Aile İçi Şiddet ve Öfke Kontrolü
Yazar Kaan Yavuz • Psikolog • 9 Şubat 2020 • Yorumlar:
Uzun bir aradan sonra siz değerli “Yaşayan Bursa” okurlarıyla tekrar buluşuyor olmaktan oldukça mutlu olduğumu ifade ederek yazıma başlamak istiyorum.
Yaklaşık 2 yıl önce çeşitli konularla birkaç ay sizlerle düşünce paylaşımlarında bulunmuştum. Bu ay ki yazımda ise Cuma günleri ASTV’de Sağlık Hattı programında incelediğimiz iki konuyu birleştirerek, yayınların özeti niteliğinde bir yazı oluşturmayı istedim. Böylelikle yayını izleyememiş olan bireylere yazının ulaşmasını hedefliyorum.
İlk bölümde aile içi şiddete değineceğim. Şiddet dediğimiz zaman şöyle bir gözlerinizi kapatıp düşünmenizi rica etsem, herhalde aklınıza ilk ve en sık gelen fiziksel şiddet olacaktır. Yani daha çok bireylerin birbirine vurma, fiziksel hasar verici davranışlarda bulunma, saldırgan tutumlar sergilemesi olarak zihninizde canlanacaktır; ancak bu konuyla ilgili literatüre baktığımızda şiddetin ( psikoloji biliminin alan yazını incelendiğinde) 4 ana başlık altında incelendiğiyle karşı karşıya kalırız. Bu noktada türlerden ve içeriğinden bahsetmek aslında şiddet konusu özelinde ümit ediyorum ki bazı farkındalıkları yaşamamıza ve sonrasında düzeltmek için elimizde geleni yapmamıza sebebiyet verir.
-
FİZİKSEL ŞİDDET: Tanım olarak bireyin bedenine yönelik her türlü saldırıya fiziksel şiddet denir.
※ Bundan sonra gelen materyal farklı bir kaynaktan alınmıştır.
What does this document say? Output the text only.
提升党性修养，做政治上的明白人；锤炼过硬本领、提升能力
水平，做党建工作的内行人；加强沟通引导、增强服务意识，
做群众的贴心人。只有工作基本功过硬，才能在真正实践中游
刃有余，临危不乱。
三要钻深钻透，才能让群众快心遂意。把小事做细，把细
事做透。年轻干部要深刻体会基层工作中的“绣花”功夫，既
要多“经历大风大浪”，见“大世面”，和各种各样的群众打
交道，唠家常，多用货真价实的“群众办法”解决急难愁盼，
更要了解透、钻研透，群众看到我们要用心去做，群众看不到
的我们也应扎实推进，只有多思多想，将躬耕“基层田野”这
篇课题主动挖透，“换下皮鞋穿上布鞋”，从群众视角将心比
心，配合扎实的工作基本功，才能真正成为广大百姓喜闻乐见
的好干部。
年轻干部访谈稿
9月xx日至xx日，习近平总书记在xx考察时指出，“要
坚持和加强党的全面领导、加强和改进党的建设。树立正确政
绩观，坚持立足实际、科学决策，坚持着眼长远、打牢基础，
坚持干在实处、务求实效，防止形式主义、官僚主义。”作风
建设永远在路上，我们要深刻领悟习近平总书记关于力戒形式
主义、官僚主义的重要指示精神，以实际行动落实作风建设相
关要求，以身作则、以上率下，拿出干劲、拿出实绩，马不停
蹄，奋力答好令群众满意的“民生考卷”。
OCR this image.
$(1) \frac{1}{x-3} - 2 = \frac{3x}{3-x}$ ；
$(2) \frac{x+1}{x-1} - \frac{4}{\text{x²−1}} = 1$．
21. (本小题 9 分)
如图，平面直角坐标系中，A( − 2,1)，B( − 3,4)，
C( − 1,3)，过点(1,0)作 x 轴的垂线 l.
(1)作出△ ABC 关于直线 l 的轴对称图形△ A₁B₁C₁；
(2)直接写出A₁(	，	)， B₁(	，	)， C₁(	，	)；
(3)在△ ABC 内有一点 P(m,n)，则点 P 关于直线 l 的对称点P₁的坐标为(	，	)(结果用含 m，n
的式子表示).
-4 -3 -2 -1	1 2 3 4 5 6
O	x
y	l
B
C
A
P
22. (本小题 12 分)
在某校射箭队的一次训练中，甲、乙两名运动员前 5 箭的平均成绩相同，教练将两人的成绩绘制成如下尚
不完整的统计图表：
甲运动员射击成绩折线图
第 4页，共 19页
Türleri; tokat, tekme, yumruk atmak, sarsmak, hırpalamak, karşı tarafın boğazını sıkmak, kesici delici aletlerle yaralamak, ateşli silahlarla yaralamak ve öldürmek.
-
PSİKOLOJİK ŞİDDET: Bireyin bedeninden çok duygularını ve düşüncelerini hedef alan saldırılardır.
Türleri; bağırmak, korkutmak, küfür veya hakaret etmek, kişinin kendi kontrolünde olan konularda (örneğin; giyim tarzı, beslenme içimi vb.) baskı yapmak, kısıtlamak, kişisel ve kişilik haklarını, özelliklerini yok saymak, değerlerine, inançlarına önem vermemek, aşağılamak, rencide etmek gibi türleri olduğunu belirtebiliriz.
-
EKONOMİK ŞİDDET: Ekonomik kaynakların bireyler arasında tehdit ve kontrol aracı olarak kullanılan türüdür.
Türleri; maddi yeterlilik varken evin ihtiyaçlarını karşılamamak, yaşamsal anlamda ihtiyaç olan maddiyatı sağlamamak, kısıtlı para vermek, ailenin bütününü ilgilendiren konularda bireysel karar vermek, bireylerin çalışma özgürlüğüne müdahale etmek, engel olmak ya da zorla çalıştırmak, miras vb. unsurların yönetsel anlamda kullanılması olarak belirtebiliriz.
-
CİNSEL ŞİDDET: Bireyin isteği ve izni olmadığı durumlarda cinsel bir davranışa maruz bırakmak, zorlamak olarak tanımlanabilir
Türleri; cinsel istismar, taciz, tecavüz, tecavüze varmayan her türlü cinsel temas, cinsel organa saldırı, cinsel içerikli görüntü, video veya yazı paylaşmak zorla izletmek ya da okutmak, çocuk doğurmaya veya doğurmamaya zorlamak, fuhuşa zorlamak, bekaret durumunu sorgulamak vb. eylemler olarak belirtilir.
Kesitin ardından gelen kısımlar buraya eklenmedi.